Trying to transpose a movie from one medium of visuals to another is no easy task. Emotion is conveyed in a much different manner in animation than in live-action movies, and humans do come with their limitations, that only CGI and pen and paper can remedy. Movies which fall into this category are often extremely hit and miss, but with the Marvel blockbuster monopoly that we’re currently having to labour through, things are getting better. An extreme amount of attention is given to this sort of intellectual property to render them in a manner reminiscent of the source material. Whether that comes up trumps or not is a different story.
Unfortunately, you simply cannot recreate something, transforming it through another medium and just expecting it to work. The vision can never be the same, but you can certainly give it your best shot!
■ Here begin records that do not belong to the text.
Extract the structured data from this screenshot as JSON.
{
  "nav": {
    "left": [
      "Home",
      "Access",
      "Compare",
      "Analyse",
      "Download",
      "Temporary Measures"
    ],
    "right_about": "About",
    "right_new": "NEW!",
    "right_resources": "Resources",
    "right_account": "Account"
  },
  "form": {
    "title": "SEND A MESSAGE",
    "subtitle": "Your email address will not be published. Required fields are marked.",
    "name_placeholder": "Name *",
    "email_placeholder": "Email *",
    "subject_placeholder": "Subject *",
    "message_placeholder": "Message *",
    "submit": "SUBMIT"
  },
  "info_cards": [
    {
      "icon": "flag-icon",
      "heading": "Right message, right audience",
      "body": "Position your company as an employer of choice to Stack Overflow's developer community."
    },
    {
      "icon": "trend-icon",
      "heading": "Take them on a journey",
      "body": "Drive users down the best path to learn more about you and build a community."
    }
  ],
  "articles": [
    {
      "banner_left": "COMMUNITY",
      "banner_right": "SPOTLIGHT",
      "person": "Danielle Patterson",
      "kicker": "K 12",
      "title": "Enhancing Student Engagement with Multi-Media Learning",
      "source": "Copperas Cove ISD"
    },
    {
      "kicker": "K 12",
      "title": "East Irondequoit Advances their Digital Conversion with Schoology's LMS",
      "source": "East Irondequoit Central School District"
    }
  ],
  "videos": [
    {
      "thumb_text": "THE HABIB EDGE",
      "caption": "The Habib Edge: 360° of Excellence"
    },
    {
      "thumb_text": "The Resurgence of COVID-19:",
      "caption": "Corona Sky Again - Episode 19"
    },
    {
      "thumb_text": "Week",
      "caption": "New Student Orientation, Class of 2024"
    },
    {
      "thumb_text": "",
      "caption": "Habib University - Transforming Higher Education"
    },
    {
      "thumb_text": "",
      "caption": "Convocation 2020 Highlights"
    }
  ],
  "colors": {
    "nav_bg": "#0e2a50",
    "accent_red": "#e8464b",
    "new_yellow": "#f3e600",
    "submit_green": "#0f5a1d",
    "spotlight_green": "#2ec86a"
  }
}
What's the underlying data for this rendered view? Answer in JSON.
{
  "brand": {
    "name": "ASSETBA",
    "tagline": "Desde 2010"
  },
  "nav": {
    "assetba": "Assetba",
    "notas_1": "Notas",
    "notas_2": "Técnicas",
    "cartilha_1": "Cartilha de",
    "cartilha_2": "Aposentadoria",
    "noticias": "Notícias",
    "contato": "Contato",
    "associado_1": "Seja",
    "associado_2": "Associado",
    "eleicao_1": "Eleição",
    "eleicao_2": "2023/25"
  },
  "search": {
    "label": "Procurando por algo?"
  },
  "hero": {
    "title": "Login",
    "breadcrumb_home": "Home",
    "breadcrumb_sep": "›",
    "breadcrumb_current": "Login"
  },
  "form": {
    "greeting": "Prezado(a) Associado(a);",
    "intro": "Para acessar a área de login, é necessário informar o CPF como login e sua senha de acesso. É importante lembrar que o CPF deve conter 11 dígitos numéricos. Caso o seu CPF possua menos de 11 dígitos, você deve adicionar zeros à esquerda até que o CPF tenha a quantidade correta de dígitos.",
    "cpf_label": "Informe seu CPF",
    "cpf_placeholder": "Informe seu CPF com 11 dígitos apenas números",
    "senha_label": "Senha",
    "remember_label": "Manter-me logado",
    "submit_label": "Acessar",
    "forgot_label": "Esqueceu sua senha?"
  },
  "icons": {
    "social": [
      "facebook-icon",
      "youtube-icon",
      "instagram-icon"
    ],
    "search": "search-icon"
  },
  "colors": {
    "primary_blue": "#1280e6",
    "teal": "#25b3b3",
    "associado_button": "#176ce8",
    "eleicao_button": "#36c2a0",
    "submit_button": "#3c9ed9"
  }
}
This is why film-makers take liberties on a superhero’s comic book/animated TV show origins, and why some of these adaptations utterly fail (I’m looking at you, Green Lantern, Ghost Rider and Fantastic Four) where others succeed (Ant-Man, The Dark Knight, Deadpool). Really, it’s all about being faithful, and not churning out something for the sake of money. Despite how much you might think otherwise, at some point The Avengers will get stale (if they aren’t already), as we relentlessly hack off ever little story arc from Stan Lee’s legacy, and fling them all together so they can quip each other for 120 minutes. In a similar vein, it’s why J.J. Abrams is being praised for his lack of CGI and nostalgia inducing reboot of the Star Wars franchise, because it feels a lot more like A New Hope than whatever the hell Attack of The Clones was.
“The vision can never be the same, but you can certainly give it your best shot!”
Recently, animations turning into live-action movies are big news, as both The Jungle Book and Ghost in the Shell are getting the big-screen treatment. After seeing it myself, I can easily say that The Jungle Book actually works by mixing the two. CGI really has elevated to a point where it can be believable, and the only thing jarring about the film was hearing an orangutan with Christopher Walken’s voice. The film was directed by Jon Favreau, of Iron Man fame, so here’s a guy who knows how to work the source material. It was certainly a lot more dark and gritty than the original 1967 version, but that’s to be expected when you have a child actor in place to convey some serious emotions. It also helps when you have an ensemble cast of voice actors to really flesh out a role.
Ghost in the Shell though? I’m not so hopeful. Allegations of whitewashing aside, the original anime is a masterpiece that I don’t believe should be tampered with. Some things should be left well enough alone, and that’s one of them. Anyone who sat through The Last Airbender or Dragonball:Evolution will tell you that though.